All’incontro di ieri dal titolo “Aleppo: un nome e un futuro”, introdotto dal giornalista Andrea Avveduto, responsabile della comunicazione di Pro Terra Sancta, è stato presentato il progetto messo in piedi dai francescani e dai musulmani per aiutare 5.000 bambini e le loro madri. Si tratta dei figli dei foreign fighters, rimasti orfani dopo la guerra, che non sono registrati ufficialmente all’anagrafe, non hanno un nome nella società siriana e non possono accedere a sanità e istruzione.
I francescani, come ricordato da fra Firas Lutfi, hanno dovuto «rischiare per andare incontro al loro bisogno», perché queste persone si trovano tutte ad Aleppo Est, la zona che durante la guerra era controllata dai jihadisti, e sono tutte di fede musulmana. «Potevamo rinchiuderci nel nostro mondo e pensare ai nostri problemi, che sono già tanti», ha spiegato il francescano. «Invece abbiamo rischiato, agendo come il buon samaritano del Vangelo».
«CRISTIANI, NON VE NE ANDATE»
Se ora centinaia di bambini e di donne vengono accolti in quattro centri che forniscono assistenza legale per la registrazione all’anagrafe, istruzione, cure mediche e psicologiche, è grazie alla collaborazione feconda tra monsignor George Abou Khazen, vicario apostolico di Aleppo, e il Muftì. «I jihadisti hanno fatto molto male sia ai cristiani che all’islam moderato», esordisce il prelato, «e con i musulmani ci siamo ritrovati uniti dall’ecumenismo del sangue. Tutto è nato durante la guerra da una richiesta di aiuto da parte loro ad accogliere nelle nostre strutture orfani, anziani e handicappati che sostenevano in locali minacciati dalle bombe, poi è nato un rapporto che è andato oltre il protocollo. È nata una amicizia».

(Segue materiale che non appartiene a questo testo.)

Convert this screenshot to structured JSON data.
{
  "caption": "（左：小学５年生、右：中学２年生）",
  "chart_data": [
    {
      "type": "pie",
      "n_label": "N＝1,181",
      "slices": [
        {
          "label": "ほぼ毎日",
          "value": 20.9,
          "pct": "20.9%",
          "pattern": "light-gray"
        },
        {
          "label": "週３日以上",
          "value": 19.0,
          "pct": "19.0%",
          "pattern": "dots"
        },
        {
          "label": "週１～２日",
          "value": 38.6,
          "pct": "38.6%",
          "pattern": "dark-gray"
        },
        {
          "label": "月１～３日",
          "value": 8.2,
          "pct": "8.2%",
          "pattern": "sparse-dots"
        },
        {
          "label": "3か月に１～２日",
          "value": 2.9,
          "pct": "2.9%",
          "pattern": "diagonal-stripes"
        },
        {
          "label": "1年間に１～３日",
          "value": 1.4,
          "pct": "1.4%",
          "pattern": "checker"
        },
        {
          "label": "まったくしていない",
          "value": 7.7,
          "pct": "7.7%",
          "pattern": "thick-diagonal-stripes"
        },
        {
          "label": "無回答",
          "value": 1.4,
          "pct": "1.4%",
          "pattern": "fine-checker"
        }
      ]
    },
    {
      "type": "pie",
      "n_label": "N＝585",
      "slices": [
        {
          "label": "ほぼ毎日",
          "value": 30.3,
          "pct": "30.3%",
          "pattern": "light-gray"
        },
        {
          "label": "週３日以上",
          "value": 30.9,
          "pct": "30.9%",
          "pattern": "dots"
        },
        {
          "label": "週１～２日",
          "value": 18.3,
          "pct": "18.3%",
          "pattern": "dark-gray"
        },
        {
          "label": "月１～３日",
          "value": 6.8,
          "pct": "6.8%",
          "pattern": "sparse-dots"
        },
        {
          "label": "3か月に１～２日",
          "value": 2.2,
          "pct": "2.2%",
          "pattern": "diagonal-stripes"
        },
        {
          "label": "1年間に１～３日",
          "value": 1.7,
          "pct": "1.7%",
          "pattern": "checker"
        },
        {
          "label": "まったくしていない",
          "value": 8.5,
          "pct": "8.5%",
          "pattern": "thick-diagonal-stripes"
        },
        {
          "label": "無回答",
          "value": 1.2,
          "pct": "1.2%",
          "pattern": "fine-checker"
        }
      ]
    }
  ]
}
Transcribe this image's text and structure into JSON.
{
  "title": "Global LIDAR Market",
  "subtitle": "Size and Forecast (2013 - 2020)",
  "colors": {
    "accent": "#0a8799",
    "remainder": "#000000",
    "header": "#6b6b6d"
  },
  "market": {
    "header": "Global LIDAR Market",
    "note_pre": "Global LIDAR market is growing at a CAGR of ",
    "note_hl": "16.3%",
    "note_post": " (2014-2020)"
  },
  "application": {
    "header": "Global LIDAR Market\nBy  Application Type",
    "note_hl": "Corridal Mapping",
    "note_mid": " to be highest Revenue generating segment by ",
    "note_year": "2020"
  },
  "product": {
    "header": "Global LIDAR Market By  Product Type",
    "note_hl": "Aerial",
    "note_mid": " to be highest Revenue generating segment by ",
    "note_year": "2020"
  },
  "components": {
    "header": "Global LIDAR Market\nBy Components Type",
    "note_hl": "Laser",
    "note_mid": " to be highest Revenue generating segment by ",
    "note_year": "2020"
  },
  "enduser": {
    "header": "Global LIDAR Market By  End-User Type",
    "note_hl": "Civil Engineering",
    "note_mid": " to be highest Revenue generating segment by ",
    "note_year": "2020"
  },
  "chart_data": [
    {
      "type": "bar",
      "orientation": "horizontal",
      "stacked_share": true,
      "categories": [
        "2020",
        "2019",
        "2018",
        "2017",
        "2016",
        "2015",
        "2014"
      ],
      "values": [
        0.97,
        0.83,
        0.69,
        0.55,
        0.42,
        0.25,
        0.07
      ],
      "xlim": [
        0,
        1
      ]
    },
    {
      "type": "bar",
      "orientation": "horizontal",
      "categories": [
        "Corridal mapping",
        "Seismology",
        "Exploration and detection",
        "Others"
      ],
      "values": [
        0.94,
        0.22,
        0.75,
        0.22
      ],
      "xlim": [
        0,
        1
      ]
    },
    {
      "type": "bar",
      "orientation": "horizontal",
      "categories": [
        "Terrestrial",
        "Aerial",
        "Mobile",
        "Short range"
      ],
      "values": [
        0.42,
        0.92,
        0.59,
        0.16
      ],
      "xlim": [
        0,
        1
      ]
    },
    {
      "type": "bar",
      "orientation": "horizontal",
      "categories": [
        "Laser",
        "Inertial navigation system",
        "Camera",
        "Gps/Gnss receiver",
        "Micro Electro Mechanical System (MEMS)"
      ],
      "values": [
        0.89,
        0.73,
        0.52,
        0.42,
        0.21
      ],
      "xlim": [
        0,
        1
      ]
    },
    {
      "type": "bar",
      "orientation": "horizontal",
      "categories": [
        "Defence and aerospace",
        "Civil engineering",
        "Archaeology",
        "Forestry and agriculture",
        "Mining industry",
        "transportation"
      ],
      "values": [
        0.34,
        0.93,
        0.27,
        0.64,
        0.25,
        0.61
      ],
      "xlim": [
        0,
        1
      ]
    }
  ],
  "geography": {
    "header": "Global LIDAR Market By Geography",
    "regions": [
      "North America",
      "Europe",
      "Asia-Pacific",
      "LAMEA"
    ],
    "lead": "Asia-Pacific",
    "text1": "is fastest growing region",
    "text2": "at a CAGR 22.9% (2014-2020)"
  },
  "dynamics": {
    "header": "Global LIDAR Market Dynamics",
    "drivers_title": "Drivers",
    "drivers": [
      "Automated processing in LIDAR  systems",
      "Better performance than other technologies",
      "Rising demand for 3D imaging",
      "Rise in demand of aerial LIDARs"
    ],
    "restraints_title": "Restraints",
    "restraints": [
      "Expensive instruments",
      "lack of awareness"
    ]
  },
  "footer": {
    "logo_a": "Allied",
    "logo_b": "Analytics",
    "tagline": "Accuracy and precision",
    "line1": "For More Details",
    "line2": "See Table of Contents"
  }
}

Ad Aleppo Est, dove la popolazione è musulmana, «diamo la nostra testimonianza cristiana, senza fare proselitismo. Il bello è che i musulmani hanno scoperto chi siamo e in tanti ci dicono: “Ora che vi conosciamo, capiamo che abbiamo tante cose in comune. Non ci lasciate, non partite, restate con noi”. Questa è una cosa molto bella, un dialogo non dogmatico, che sarebbe impossibile, ma fondato sulla vita. Questo rapporto incoraggia i cristiani a rimanere in Siria, a non andarsene all’estero». Ricordo, continua monsignor Abou Khazen, «che durante una cena dal governatore, il Muftì ha detto davanti a tutti: “Fratelli, siamo nel mese di Ramadan e i cristiani digiunano con noi, pregano e fanno carità più di noi. La loro presenza rende migliore questo momento”. Solo questo dialogo, rimanendo saldi nella propria identità, può portare alla pace e alla riconciliazione».

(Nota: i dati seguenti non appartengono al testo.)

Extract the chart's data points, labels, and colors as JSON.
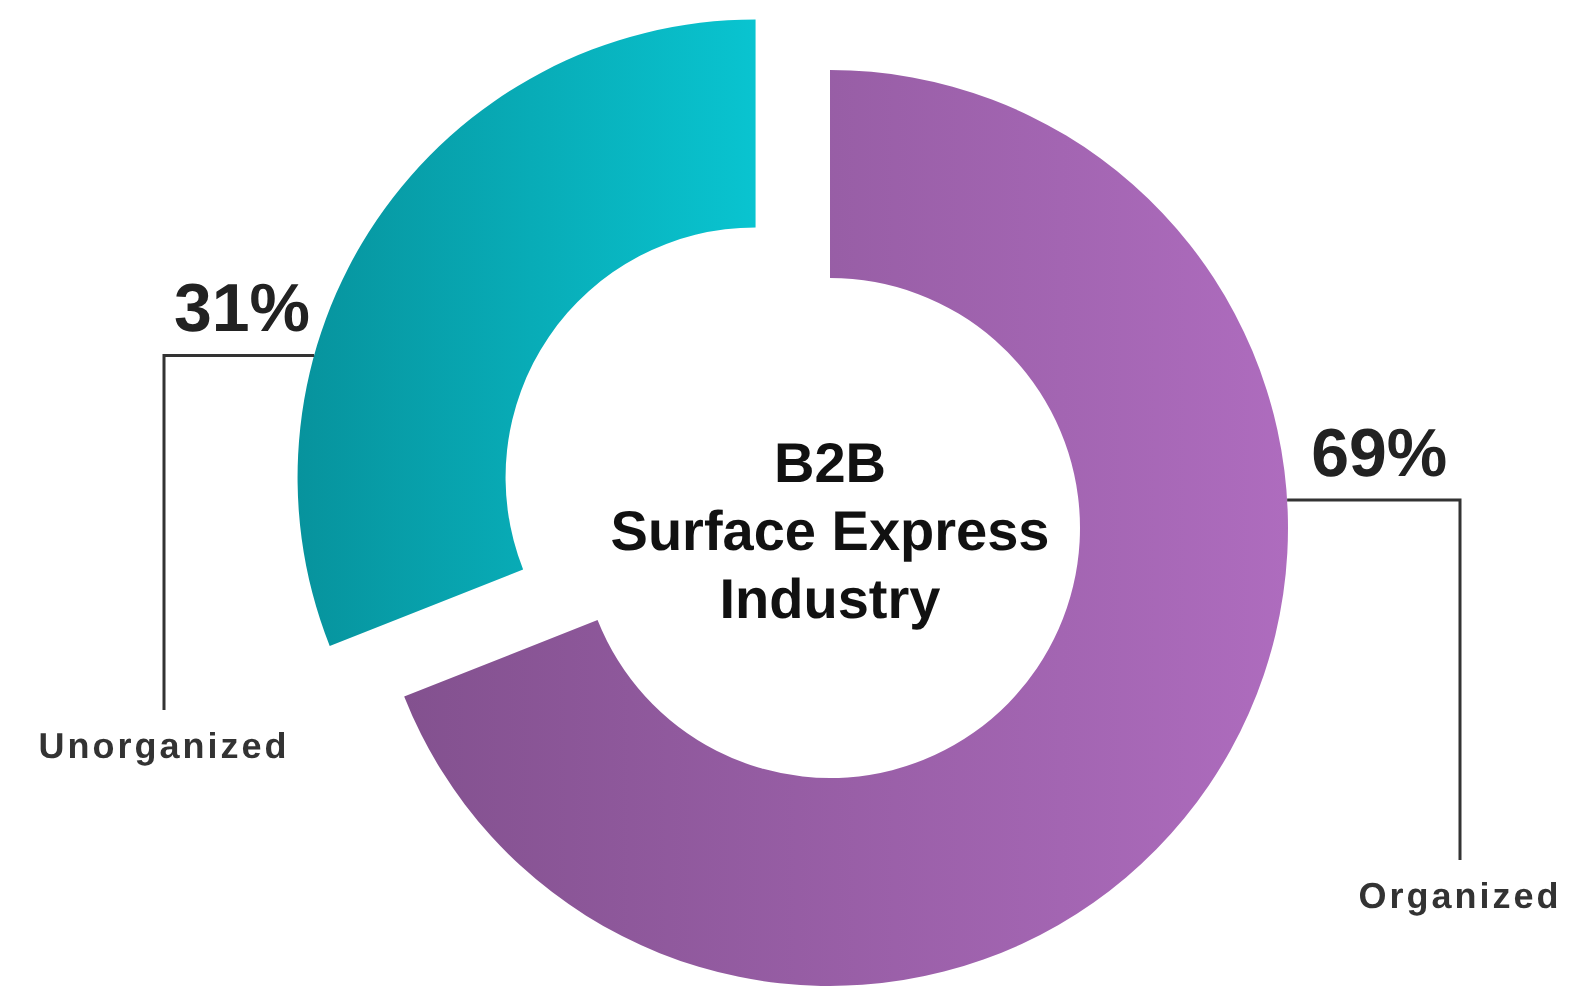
{
  "chart_data": {
    "type": "donut",
    "title": "B2B\nSurface Express\nIndustry",
    "categories": [
      "Organized",
      "Unorganized"
    ],
    "values": [
      69,
      31
    ],
    "colors": [
      "#9a5fa8",
      "#08adb8"
    ],
    "value_labels": [
      "69%",
      "31%"
    ]
  }
}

LA GOCCIA CHE CAMBIA L’OCEANO
In ciascuno dei quattro centri del progetto “Un nome, un futuro”, vengono aiutati 400 donne, 250 bambini dai 3 ai 6 anni, 800 tra i 6 e i 18 anni e 800 disabili. Molti bambini, che hanno conosciuto solo la guerra nella loro vita, giocano per la prima volta e si divertono, imparano, studiano. Allo stesso tempo, come spiegato dalla psicologa musulmana Binan Kayyali, che coordina il progetto, «curiamo le loro ferite spirituali e psicologiche, che sono enormi. Sono diffusi suicidi, ansia e depressione infantile. I bambini disegnano fucili e armi. Grazie al centro francescano di Aleppo noi cerchiamo di ricostruire l’uomo e incoraggiare la coesistenza pacifica».
Come sintetizzato dal giornalista Avveduto, «si tratta di una goccia nell’oceano dei bisogni siriani, ma se non ci fosse questa goccia l’oceano sarebbe diverso». E per capire la portata dell’incontro tra cristiani e musulmani ad Aleppo, basta riascoltare le parole del Muftì: «Ringrazio i miei amici e fratelli Abou Khazen e Firas Lutfi e ringrazio il Meeting: spero che da questa conferenza parta la ricostruzione dell’uomo alla luce della pietà, della compassione e dei valori trasmessi dal cielo. Organizziamo altri incontri come questo».